As dificuldades foram sempre muitas, como também destaca: “Havia falta de infraestruturas, não tínhamos sítios para treinar, o atletismo sempre foi o parente pobre. Ainda assim em relação aos resultados, foi muito longe. No clube deram-nos aquilo que puderam, só tenho coisas boas a dizer do Zé Armando, do Mário Zé ou do Manuel Pereira. Tivemos até que ir durante uns tempos para os Dragões de Vizela, com muito apoio do António Neto. Mas retomamos, mal foram criadas as condições. Na atualidade Pedro Oliveira foi uma das melhores coisas que apareceu no Vizela, certificou-se sempre que não nos faltava nada”.

Acredita que as condições poderão ser melhores a breve prazo: “Julgo que poderá haver uma pista construída para breve, espero não morrer sem ver a pista construída.

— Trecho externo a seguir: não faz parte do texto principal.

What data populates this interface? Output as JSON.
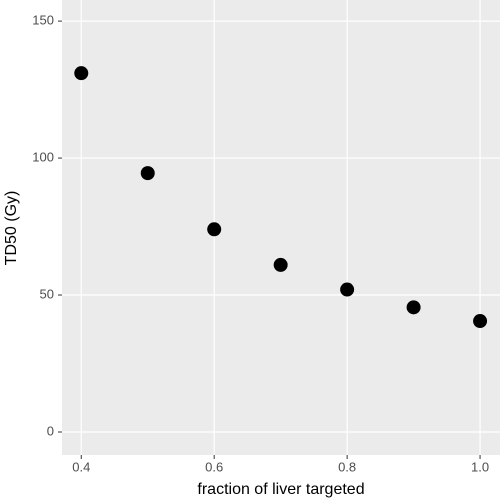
{
  "chart_data": {
    "type": "scatter",
    "x_label": "fraction of liver targeted",
    "y_label": "TD50 (Gy)",
    "x": [
      0.4,
      0.5,
      0.6,
      0.7,
      0.8,
      0.9,
      1.0
    ],
    "series": [
      {
        "color": "#000000",
        "values": [
          131,
          94.5,
          74,
          61,
          52,
          45.5,
          40.5
        ]
      }
    ],
    "xlim": [
      0.371,
      1.03
    ],
    "xticks": [
      0.4,
      0.6,
      0.8,
      {
        "value": 1,
        "label": "1.0"
      }
    ],
    "ylim": [
      -8.4,
      157.7
    ],
    "yticks": [
      0,
      50,
      100,
      150
    ],
    "grid": true
  }
}
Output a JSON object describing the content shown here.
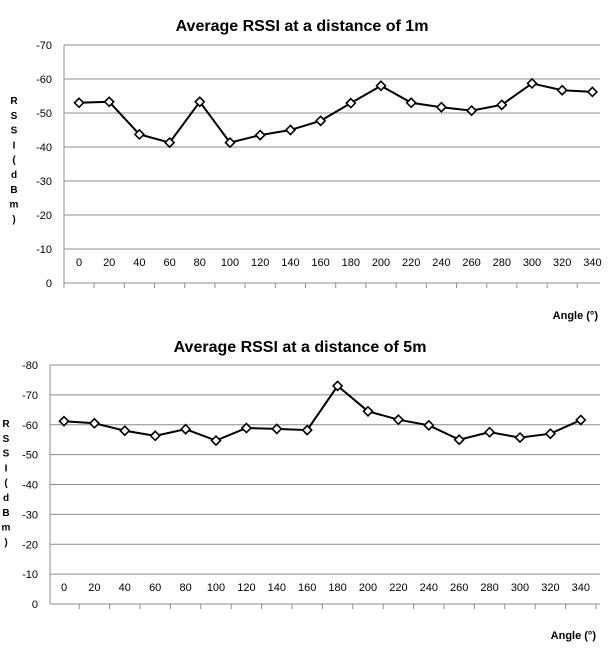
{
  "chart_data": [
    {
      "type": "line",
      "title": "Average RSSI at a distance of 1m",
      "xlabel": "Angle (°)",
      "ylabel": "RSSI (dBm)",
      "x": [
        0,
        20,
        40,
        60,
        80,
        100,
        120,
        140,
        160,
        180,
        200,
        220,
        240,
        260,
        280,
        300,
        320,
        340
      ],
      "series": [
        {
          "values": [
            -53,
            -53.3,
            -43.7,
            -41.3,
            -53.3,
            -41.3,
            -43.5,
            -45,
            -47.7,
            -52.9,
            -58,
            -53,
            -51.7,
            -50.7,
            -52.4,
            -58.7,
            -56.7,
            -56.2
          ]
        }
      ],
      "ylim": [
        0,
        -70
      ],
      "yticks": [
        0,
        -10,
        -20,
        -30,
        -40,
        -50,
        -60,
        -70
      ],
      "grid": true,
      "line_color": "#000000",
      "marker": "diamond"
    },
    {
      "type": "line",
      "title": "Average RSSI at a distance of 5m",
      "xlabel": "Angle (°)",
      "ylabel": "RSSI (dBm)",
      "x": [
        0,
        20,
        40,
        60,
        80,
        100,
        120,
        140,
        160,
        180,
        200,
        220,
        240,
        260,
        280,
        300,
        320,
        340
      ],
      "series": [
        {
          "values": [
            -61.2,
            -60.5,
            -58,
            -56.3,
            -58.5,
            -54.7,
            -58.9,
            -58.6,
            -58.2,
            -73,
            -64.5,
            -61.7,
            -59.8,
            -55,
            -57.5,
            -55.7,
            -57,
            -61.6
          ]
        }
      ],
      "ylim": [
        0,
        -80
      ],
      "yticks": [
        0,
        -10,
        -20,
        -30,
        -40,
        -50,
        -60,
        -70,
        -80
      ],
      "grid": true,
      "line_color": "#000000",
      "marker": "diamond"
    }
  ]
}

É um dos meus sonhos, é ver a pista pronta”.

Atualmente a secção vive um bom momento, também pelo apoio e empenho dos pais dos atletas: “Isso foi uma das ideias do Rui, houve uma altura em que chegámos a ter problemas com os pais. Eles queriam mandar na secção e no trabalho que se fazia com os filhos. Depois, mais tarde, o Rui começou a integrar os pais, que agora fazem parte da secção, eles é que organizam parte das coisas. Muitos deles passaram a correr e já integram a equipa”.

Pessoalmente sente-se realizado, mais do que ter formado grandes atletas, valoriza as relações humanas que construiu: “O maior prazer é ter formado grandes homens e mulheres, a situação do atleta vem depois”. Acredita que teve influência muito positiva na vida de muitos atletas e que o atletismo os retirou de algo que podia ser prejudicial à vida deles. “Eu tenho atletas, já homens, que me dizem você foi o meu treinador e o meu segundo pai. Quando queriam um conselho, vinham pedir-me”. 

Destaca que nunca quis promoções, nem ganhar dinheiro à custa do atletismo: “Tive vários convites, financeiramente bons convites, e nunca quis ir. Faziam-me o convite e eu dizia, amigo, esqueça que eu não vou, não quero, estou bem onde estou. Ganhar dinheiro com o atletismo nunca foi um dos meus objetivos, se fosse, tinha ido.

Só tenho a agradecer, obrigado a todos os que me acompanharam, obrigado por aquilo que fizeram comigo para o bem do atletismo e dos atletas”, destacou.